Si vous achetez votre poulet chez Tesco, Asda ou Lidl, ou que vous mangez celui de Macdonald's ou de Nando's, vous êtes sûrement impliqués dans la déforestation au Brésil, selon une enquête menée par The Guardian, ITV News, Greenpeace Unearthed et le Bureau du Journalisme d'Investigation.
Le Brésil et le Royaume-Uni, plus proches que nous pourrions le penser
Le Royaume-Uni abat au moins un milliard de poulets par an. Un grand nombre d'entre eux ont été engraissés par Cargill, entreprise privée américaine spécialisée dans la fourniture d'ingrédients alimentaires, dont le chiffre d'affaires en 2018 s'élevait à pas moins de 114,7 milliards de dollars.
Cargill a exporté au Royaume-Uni 1,5 millions de tonnes de graines de soja entre 2014 et 2020, originaires de la région du Cerrado au Brésil. Là demeure le problème. Avec une superficie équivalente à la France, la Grande-Bretagne, l'Allemagne et l'Italie réunis, le Cerrado est un des territoires du monde, si ce n'est le territoire du monde, le plus touché par la déforestation. D'après une étude du cabinet de conseil Aidenvironment, 801 km2 ont été déforestés depuis 2015, correspondant à 16 fois le quartier de Manhattan, et ce sont 12,397 feux de forêts qui ont été déclenchés.
Une chaîne logistique opaque, symbole d'un système international d'échange court-termiste
Ce dernier est un des grands responsables de ce massacre environnemental. Alimenté par la volonté de profit économique à court-terme, il n'a aucun égard vis à vis de l'impact à long-terme de la déforestation.
Pourtant, la végétation du Cerrado stocke 13,7 milliards de tonnes de CO2, un chiffre ubuesque équivalent à la quantité d'émissions annuelles de CO2 d’une nation comme la Chine. Surnommée the "birthplace of waters", constituant la source de nombreuses rivières, les scientifiques affirment qu'il sera très compliqué de protéger cette région tout en préservant sa voisine, l’Amazonie.
En effet, alors que l'Amazonie fait l'objet d'une surveillance internationale, le Cerrado a été abandonné à son sort, suite à la promulgation du Forest Code brésilien en 2012. Ce dernier procure l’autorisation aux fermiers de brûler et couper légalement une grande quantité d'arbres. Pire encore, les produits issus des récoltes et de l'élevage sur le territoire déforesté peuvent se revendiquer de l'étiquette "durable".
Se méfier des étiquettes
Ces dernières sont très souvent mensongères. Nous venons de le voir, elles peuvent qualifier de "durable" des poulets nourris au soja récolté sur des territoires dont 50 à 80% de la superficie se sont transformés en ranch d'élevage ou en fermes agroalimentaires suite à la déforestation. Les firmes citées précédemment sont également coupables. En effet, elles valident ces étiquettes et fournissent des certificats de durabilité aux consommateurs, alors même que l'opacité des chaînes de production ne leur permettent pas d'avoir la garantie que les produits vendus ne sont pas impliqués dans la déforestation au Brésil.
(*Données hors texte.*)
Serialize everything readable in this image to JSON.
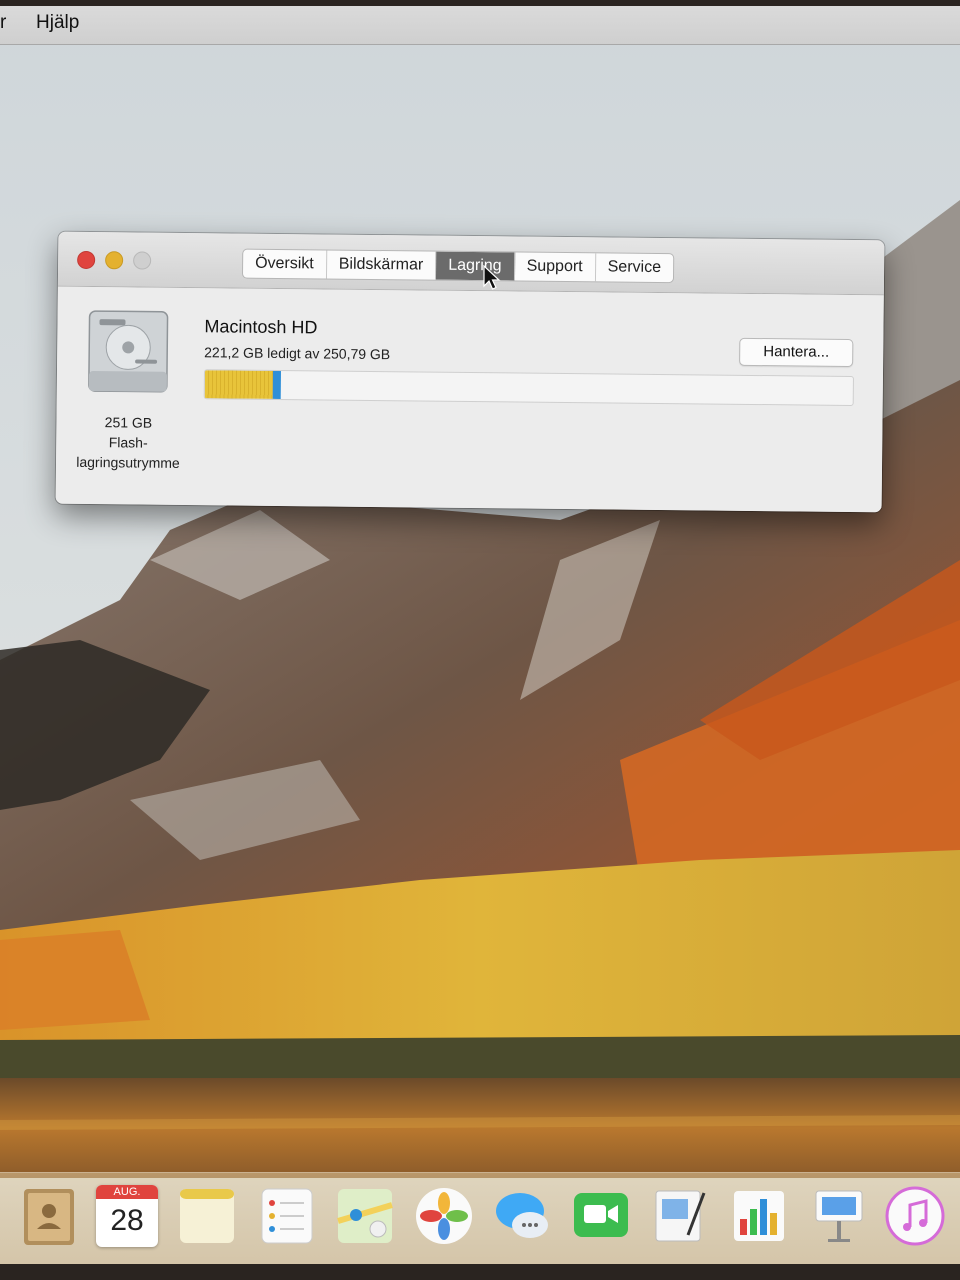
{
  "menubar": {
    "items": [
      "r",
      "Hjälp"
    ]
  },
  "window": {
    "tabs": [
      {
        "label": "Översikt",
        "active": false
      },
      {
        "label": "Bildskärmar",
        "active": false
      },
      {
        "label": "Lagring",
        "active": true
      },
      {
        "label": "Support",
        "active": false
      },
      {
        "label": "Service",
        "active": false
      }
    ],
    "disk": {
      "name": "Macintosh HD",
      "free_text": "221,2 GB ledigt av 250,79 GB",
      "caption_line1": "251 GB",
      "caption_line2": "Flash-",
      "caption_line3": "lagringsutrymme",
      "icon": "hard-drive-icon",
      "used_fraction": 0.118
    },
    "manage_label": "Hantera..."
  },
  "dock": {
    "calendar_month": "AUG.",
    "calendar_day": "28",
    "icons": [
      "contacts-icon",
      "calendar-icon",
      "notes-icon",
      "reminders-icon",
      "maps-icon",
      "photos-icon",
      "messages-icon",
      "facetime-icon",
      "keynote-preview-icon",
      "numbers-icon",
      "keynote-icon",
      "itunes-icon"
    ]
  },
  "colors": {
    "close": "#e0443e",
    "minimize": "#e4b12f",
    "active_tab": "#6b6b6b",
    "bar_yellow": "#e8c43a",
    "bar_blue": "#2f8fd8"
  }
}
Le consommateur est volontairement gardé dans le flou, étant impossible pour lui de vérifier l'origine du poulet qu'il achète, en raison du système d'étiquetage complexe et frauduleux.
Macdonald's, Nando's, Tesco, Asda et Lidl ont exprimé leur volonté de signer un nouvel accord international similaire au Moratoire sur le soja en Amazonie promulgué en 2006, interdisant la culture de nouvelles terres pour la production de soja. Cargill s'y est publiquement opposé.